Mickey Rourke in 'The Wrestler' The Wrestler: In a fairly grim box-office weekend, it got some of the only promising signals. Fox Searchlight
 

This is what a slow weekend looks like: Jim Carrey's latest rubber-faced comedy, Yes Man, opens with $18.2 million; Will Smith's latest earnest drama, Seven Pounds, opens with $16.5 million; and the mouse-based kids' movie The Tale Of Despereaux opens with $10.5 million.

One of the few movies to get good news was The Wrestler, which opened in four theaters and managed a per-screen average of more than $52,000, almost exactly ten times Yes Man's average. Compare that to the $60,236 -- the highest per-screen opening of the entire year -- for the three-screen debut of Frost/Nixon a few weeks ago, after a much more visible mainstream marketing push.

Sci-fi connectivity, honoring Jeff Buckley, and the year in satire, after the jump...

The New York Times is under the impression that it was the best year for satire ever. Not to be disagreeable, but my guess is that personnel on all the shows mentioned would suggest that in a true banner year, you wouldn't be without your writers for the first month and a half. Perhaps it was the best second half of a year for satire ever.

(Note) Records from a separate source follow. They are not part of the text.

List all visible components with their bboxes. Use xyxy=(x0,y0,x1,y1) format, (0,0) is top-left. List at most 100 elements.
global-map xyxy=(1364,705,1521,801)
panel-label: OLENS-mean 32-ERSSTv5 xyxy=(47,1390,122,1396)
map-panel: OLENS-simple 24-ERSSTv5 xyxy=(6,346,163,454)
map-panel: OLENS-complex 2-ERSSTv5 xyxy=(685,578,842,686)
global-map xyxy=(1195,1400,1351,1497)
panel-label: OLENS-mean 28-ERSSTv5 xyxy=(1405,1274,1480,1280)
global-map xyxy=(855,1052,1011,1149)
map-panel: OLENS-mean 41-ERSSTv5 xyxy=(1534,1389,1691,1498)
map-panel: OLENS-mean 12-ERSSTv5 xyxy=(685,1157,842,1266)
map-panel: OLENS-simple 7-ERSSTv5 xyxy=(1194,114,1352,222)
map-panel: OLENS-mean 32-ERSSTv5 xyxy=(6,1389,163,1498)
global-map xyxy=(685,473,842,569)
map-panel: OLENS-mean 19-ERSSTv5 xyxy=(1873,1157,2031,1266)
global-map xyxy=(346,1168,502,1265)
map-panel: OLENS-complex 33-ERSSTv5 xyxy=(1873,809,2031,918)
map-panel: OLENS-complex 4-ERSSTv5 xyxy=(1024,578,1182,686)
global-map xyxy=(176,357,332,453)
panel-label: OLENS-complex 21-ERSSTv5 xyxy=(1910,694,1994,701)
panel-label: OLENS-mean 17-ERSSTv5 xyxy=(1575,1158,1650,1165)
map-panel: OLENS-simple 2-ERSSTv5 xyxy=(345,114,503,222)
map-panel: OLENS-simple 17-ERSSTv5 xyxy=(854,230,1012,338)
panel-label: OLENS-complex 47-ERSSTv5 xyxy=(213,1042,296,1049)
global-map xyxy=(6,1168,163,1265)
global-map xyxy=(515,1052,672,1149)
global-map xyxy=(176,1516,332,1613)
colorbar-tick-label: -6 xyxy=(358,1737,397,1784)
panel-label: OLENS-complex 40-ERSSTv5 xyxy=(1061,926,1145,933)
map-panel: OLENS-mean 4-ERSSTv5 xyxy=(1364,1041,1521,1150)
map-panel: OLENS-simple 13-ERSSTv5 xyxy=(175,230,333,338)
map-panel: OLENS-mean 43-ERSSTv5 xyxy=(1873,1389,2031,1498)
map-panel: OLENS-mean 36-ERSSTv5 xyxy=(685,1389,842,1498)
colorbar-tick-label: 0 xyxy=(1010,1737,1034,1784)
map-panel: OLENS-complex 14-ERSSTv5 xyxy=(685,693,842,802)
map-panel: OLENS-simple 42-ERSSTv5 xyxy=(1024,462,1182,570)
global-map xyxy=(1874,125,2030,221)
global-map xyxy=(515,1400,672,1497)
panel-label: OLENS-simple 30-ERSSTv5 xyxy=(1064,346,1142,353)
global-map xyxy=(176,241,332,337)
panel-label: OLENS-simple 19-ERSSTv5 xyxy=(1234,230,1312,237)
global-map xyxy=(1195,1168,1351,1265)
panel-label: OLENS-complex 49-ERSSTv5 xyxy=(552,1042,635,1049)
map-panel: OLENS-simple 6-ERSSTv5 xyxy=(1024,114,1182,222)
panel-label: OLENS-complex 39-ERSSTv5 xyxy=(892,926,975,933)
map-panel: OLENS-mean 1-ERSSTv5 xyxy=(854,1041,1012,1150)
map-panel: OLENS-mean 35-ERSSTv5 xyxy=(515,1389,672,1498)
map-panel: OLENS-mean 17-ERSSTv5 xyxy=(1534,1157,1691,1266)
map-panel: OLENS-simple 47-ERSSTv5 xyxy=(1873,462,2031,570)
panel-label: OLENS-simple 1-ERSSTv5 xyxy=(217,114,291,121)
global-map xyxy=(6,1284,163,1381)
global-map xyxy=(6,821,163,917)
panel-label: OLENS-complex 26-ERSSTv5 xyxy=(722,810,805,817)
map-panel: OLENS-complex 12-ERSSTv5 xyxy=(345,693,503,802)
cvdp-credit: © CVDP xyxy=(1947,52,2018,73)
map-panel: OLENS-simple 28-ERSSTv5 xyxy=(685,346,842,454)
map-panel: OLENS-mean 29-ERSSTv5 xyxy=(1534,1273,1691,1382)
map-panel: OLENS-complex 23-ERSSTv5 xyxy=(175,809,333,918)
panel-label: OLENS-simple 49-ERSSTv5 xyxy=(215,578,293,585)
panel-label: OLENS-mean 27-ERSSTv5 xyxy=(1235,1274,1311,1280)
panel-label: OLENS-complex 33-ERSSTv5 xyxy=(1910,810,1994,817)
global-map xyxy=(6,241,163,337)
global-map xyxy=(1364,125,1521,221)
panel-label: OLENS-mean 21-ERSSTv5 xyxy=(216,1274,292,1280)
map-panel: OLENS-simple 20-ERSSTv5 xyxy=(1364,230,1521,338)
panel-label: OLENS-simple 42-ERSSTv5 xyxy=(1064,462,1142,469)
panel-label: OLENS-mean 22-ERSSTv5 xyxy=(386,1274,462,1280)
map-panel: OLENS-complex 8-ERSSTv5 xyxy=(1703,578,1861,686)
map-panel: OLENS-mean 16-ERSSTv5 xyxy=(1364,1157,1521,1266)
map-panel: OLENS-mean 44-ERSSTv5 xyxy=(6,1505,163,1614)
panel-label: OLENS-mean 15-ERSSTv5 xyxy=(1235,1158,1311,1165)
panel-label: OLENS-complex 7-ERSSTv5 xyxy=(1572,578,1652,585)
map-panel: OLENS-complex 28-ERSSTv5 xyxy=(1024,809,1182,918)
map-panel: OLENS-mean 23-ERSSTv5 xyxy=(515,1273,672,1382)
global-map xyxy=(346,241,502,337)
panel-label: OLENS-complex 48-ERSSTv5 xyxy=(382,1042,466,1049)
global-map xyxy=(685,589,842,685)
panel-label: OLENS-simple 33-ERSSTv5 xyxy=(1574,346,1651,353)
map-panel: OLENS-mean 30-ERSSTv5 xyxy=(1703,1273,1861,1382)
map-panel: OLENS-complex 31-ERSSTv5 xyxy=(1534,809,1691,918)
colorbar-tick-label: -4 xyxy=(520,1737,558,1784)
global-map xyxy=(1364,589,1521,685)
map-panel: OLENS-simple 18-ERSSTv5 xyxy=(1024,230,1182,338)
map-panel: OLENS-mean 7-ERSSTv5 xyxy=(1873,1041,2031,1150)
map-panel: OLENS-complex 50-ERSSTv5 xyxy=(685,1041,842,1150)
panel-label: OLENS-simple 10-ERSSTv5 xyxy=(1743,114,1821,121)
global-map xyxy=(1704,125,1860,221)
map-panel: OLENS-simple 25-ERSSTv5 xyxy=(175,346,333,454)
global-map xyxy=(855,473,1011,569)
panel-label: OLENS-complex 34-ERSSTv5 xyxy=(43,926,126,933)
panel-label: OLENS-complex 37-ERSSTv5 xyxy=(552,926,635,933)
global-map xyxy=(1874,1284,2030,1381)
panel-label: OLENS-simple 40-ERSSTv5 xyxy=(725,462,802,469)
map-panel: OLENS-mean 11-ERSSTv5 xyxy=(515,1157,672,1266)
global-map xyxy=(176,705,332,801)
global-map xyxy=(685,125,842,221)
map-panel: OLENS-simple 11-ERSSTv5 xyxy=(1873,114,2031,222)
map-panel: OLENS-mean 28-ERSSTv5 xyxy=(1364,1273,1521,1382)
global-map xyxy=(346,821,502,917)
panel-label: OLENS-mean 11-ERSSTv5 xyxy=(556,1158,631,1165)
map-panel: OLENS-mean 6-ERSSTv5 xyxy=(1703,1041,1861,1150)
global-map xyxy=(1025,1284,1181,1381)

• Heather and Jessica, a/k/a The Fug Girls, present their Ten Things We Learned From Celebrity Fashion in 2008. (Included: "The Perfect Sparkly Minidress Can Make People Forget That Time You Shaved Your Head.")

All sci-fi is connected.

• The Guardian had the story last week of the war between reality-show fans and Jeff Buckley fans over the chart position of X Factor winner Alexandra Burke's cover of Leonard Cohen's "Hallelujah," more famously covered by Buckley. How did it turn out? Not only did the Buckleyites successfully push his version to No. 2, but Cohen's own version landed at No. 36.